Appropriarsi di file e informazioni contenente dati riservati sulla clientela di una azienda non costituisce formalmente un “furto” e, nel caso chi commetta l’infrazione sia un dipendente della società, tuttalpiù si può parlare di rivelazione del segreto professionale. Lo ha stabilito la Quarta Sezione penale della Corte di cassazione con la sentenza 44840/2010.
Il caso analizzato dai giudici vede come soggetto un impiegato che, poco prima di dare le dimissioni, era riuscito a procurarsi copia di file aziendali contenenti dati e offerte commerciali. In un secondo momento, l’uomo aveva spostato i dati riservati sul proprio indirizzo privato, prelevandoli dal server centrale dell’azienda, e li aveva utilizzati a vantaggio di una azienda concorrente della quale nel frattempo era diventato co-amministratore.

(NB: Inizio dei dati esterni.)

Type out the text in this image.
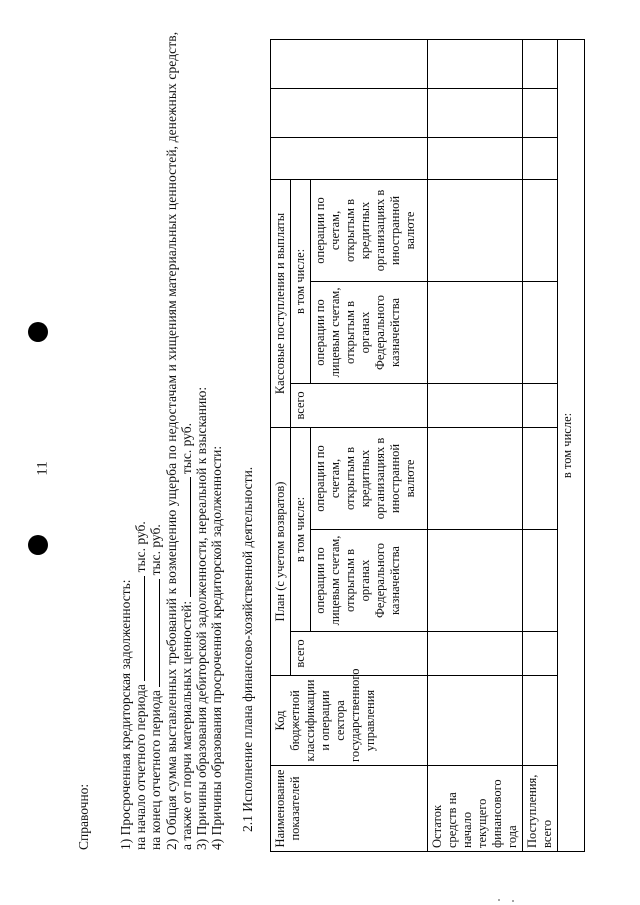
11
Справочно: 1) Просроченная кредиторская задолженность: на начало отчетного периода  тыс. руб.
на конец отчетного периода  тыс. руб. 2) Общая сумма выставленных требований к возмещению ущерба по недостачам и хищениям материальных ценностей, денежных средств, а также от порчи материальных ценностей:  тыс. руб. 3) Причины образования дебиторской задолженности, нереальной к взысканию: 4) Причины образования просроченной кредиторской задолженности: 2.1 Исполнение плана финансово-хозяйственной деятельности. Наименование показателей	Код бюджетной классификации и операции сектора государственного управления	План (с учетом возвратов)			Кассовые поступления и выплаты					
		всего	в том числе:		всего	в том числе:				
			операции по лицевым счетам, открытым в органах Федерального казначейства	операции по счетам, открытым в кредитных организациях в иностранной валюте		операции по лицевым счетам, открытым в органах Федерального казначейства	операции по счетам, открытым в кредитных организациях в иностранной валюте			
Остаток средств на начало текущего финансового года										
Поступления, всего										
в том числе:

Secondo i giudici, la riproduzione non autorizzata del materiale non può essere considerata come furto, poiché non si verifica la perdita del possesso del bene da parte del legittimo proprietario; i dati e le informazioni presenti nei file non possono infatti, secondo la corte, rientrare nel concetto di “cosa mobile”.
Esclusa la possibilità di incasellare il reato come accesso abusivo a un sistema informatico per finalità estranee alle ragioni istituzionali, la corte ha definito l’illecito come rivelazione di segreto professionale o di segreto industriale – che prevede un anno di reclusione e una multa da 30 a 516 euro – visto l’utilizzo dei dati riservati a vantaggio di una società concorrente.
La vicenda e la sentenza della corte ribadiscono l’importanza per le aziende di proteggersi non solamente dalle minacce esterne ma anche da quelle interne, troppo spesso sottovalutate, definendo adeguate policy per l’accesso ai dati aziendali.